Kos Sebastian, Haueisen Harald, Lachmund Ulrich, Roeren Thomas
Institute of Radiology, Kantonsspital Aarau, 5001 Aarau, Switzerland.
Cardiovasc Intervent Radiol. 2007 Sep-Oct;30(5):968-73. doi: 10.1007/s00270-007-9026-5.
Since the advent of computed tomography, numbers and expertise in Lymphangiography (LAG) have markedly dropped. The intention of our study was to demonstrate the persisting diagnostic and therapeutic impact of LAG on the postoperative patient with known or suspected lymphatic vessel leakage. Between May 1, 1999, and April 30, 2006, we investigated pedal lipiodol-LAGs (18 monopedal, 2 bipedal) on 22 patients (16 male, 6 female) with known or suspected postoperative chylothorax, chylaskos, lymphocele, or lymphatic fistula. Ages varied from 26 to 81 years. The spectrum of operative procedures was broad: 6 thoracic, 5 abdominal, and 11 peripheral operations were performed. In 20 patients who underwent mono- or bipedal LAG for lymphatic vessel injury, we were able to demonstrate the specific site of leakage in 15 cases (75%) and found signs of extravasation in 5 patients (25%). Furthermore, in 11 patients (55%) we were able to avoid surgery because of closure of the leak after LAG. As the conservative therapeutic approach usually takes 2-3 weeks to reveal its therapeutic effects, 73.3% (11/15) of the patients who were not reoperated before this hallmark was passed did not need any further operation. Our study clearly demonstrates that even in the decades of modern cross-sectional imaging, classic LAG is a powerful and highly reliable tool to visualize and even assist occlusion of the postoperatively damaged lymphatic vessel and may thereby avoid the need for reoperation.

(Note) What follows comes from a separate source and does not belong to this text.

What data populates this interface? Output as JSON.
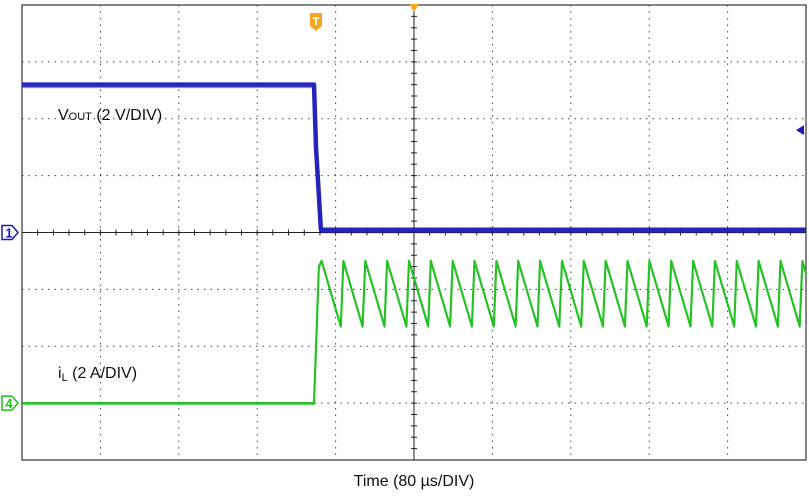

自计算机断层扫描问世以来,淋巴管造影(LAG)的从业者数量和专业技能显著下降。我们研究的目的是证明LAG对已知或疑似淋巴管渗漏的术后患者持续具有诊断和治疗作用。在1999年5月1日至2006年4月30日期间,我们对22例已知或疑似术后乳糜胸、乳糜腹水、淋巴囊肿或淋巴瘘的患者(16例男性,6例女性)进行了足背碘油-LAG检查(18例单足,2例双足)。年龄从26岁到81岁不等。手术范围广泛:进行了6例胸部手术、5例腹部手术和11例外周手术。在20例因淋巴管损伤接受单足或双足LAG检查的患者中,我们在15例(75%)中明确了渗漏的具体部位,在5例(25%)中发现了外渗迹象。此外,在11例患者(55%)中,由于LAG后渗漏闭合,我们得以避免手术。由于保守治疗方法通常需要2至3周才能显示出治疗效果,在达到这一标志性时间之前未再次手术的患者中,73.3%(11/15)无需进一步手术。我们的研究清楚地表明,即使在现代横断面成像的几十年里,经典的LAG仍是一种强大且高度可靠的工具,可用于可视化甚至辅助闭塞术后受损的淋巴管,从而可能避免再次手术的需要。